A nurse is using a doll to explain what will be done when starting an intravenous (IV) line on a 4-year-old child. What type of play is this?

therapeutic play Rationale: Play is a very important part of nursing care. Therapeutic play is nondirected and focuses on helping the child cope with feelings and fears. It helps the child deal with the challenges of illness and hospitalization. Therapeutic play is a technique to help children better understand what will be happening to them in a specific situation. For instance, the child who will have an IV line started before surgery might be given the materials and encouraged to "start" an IV on a stuffed animal or doll. Emotional play or play therapy is play that allows the child to act out stressors or dramatize real-life stressors. For example, to relieve anger a child may be given something to pound. Interactive play is where children play together cooperatively. Parallel play is where toddlers play side by side but not together.
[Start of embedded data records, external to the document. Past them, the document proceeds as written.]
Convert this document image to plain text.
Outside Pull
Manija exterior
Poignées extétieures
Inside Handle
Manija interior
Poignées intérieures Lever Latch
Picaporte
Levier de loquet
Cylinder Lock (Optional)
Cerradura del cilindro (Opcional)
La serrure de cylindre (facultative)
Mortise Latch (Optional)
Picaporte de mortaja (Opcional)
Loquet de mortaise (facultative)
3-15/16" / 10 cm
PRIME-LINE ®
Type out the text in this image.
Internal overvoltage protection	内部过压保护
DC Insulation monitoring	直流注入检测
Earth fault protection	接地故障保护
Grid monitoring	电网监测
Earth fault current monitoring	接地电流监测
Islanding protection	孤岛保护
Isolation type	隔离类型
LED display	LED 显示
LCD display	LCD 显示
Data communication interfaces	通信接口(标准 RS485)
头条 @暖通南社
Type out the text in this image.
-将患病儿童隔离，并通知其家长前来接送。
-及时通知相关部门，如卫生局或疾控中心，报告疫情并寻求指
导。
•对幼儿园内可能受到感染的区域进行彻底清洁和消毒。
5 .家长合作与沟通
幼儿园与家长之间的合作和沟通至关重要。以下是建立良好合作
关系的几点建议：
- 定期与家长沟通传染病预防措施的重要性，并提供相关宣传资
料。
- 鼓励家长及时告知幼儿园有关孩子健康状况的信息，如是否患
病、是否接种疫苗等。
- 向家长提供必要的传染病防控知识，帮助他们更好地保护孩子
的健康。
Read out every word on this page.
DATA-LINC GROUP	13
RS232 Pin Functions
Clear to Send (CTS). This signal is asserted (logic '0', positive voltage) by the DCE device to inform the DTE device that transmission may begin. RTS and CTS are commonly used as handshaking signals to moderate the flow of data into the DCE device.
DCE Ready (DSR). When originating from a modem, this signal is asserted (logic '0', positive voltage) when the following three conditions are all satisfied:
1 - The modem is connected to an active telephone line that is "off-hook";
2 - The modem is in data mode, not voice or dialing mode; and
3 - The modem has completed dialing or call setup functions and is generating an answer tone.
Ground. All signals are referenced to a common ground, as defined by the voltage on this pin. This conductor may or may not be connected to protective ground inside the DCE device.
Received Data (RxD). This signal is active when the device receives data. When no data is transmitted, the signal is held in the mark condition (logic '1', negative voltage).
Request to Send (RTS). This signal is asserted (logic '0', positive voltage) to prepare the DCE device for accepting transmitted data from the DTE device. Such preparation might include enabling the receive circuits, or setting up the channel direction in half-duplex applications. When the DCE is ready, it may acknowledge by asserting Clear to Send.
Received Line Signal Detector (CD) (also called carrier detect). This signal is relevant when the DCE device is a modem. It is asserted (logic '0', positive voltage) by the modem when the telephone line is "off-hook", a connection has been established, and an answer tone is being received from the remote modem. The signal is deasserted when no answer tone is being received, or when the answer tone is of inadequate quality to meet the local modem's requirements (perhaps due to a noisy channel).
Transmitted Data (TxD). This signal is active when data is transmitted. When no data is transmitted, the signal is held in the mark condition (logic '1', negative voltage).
A 6-year-old with leukemia is placed on reverse isolation. What nursing actions could prevent depression and loneliness in this client? Select all that apply.

-Spend extra time to talk while in the room. -Read a story while in the room. -Play a game while in the room. Rationale: A child on isolation is subject to loneliness, which can be prevented by arranging to spend extra time in the room during treatments. Also, while in the room the nurse might read a story, play a game, or just talk to the child. Quickly exiting the room and providing cluster care will increase social isolation and may make the child feel punished.

The nurse is caring for a preoperative pediatric client. What would it be best for the nurse to do with this client?

Determine how much the child knows and is capable of understanding. Rationale: The nurse must determine how much the child knows and is capable of learning in order to best prepare the child for surgery. Keeping terminology at the child's and caregivers' level of understanding is important when doing teaching. Teaching the therapeutic plan is important, but it has to be done on the level of the child's and caregivers' knowledge and build on what they already know. The child going to surgery will be NPO, but the nurse needs to know on what level to teach the child the reason for this.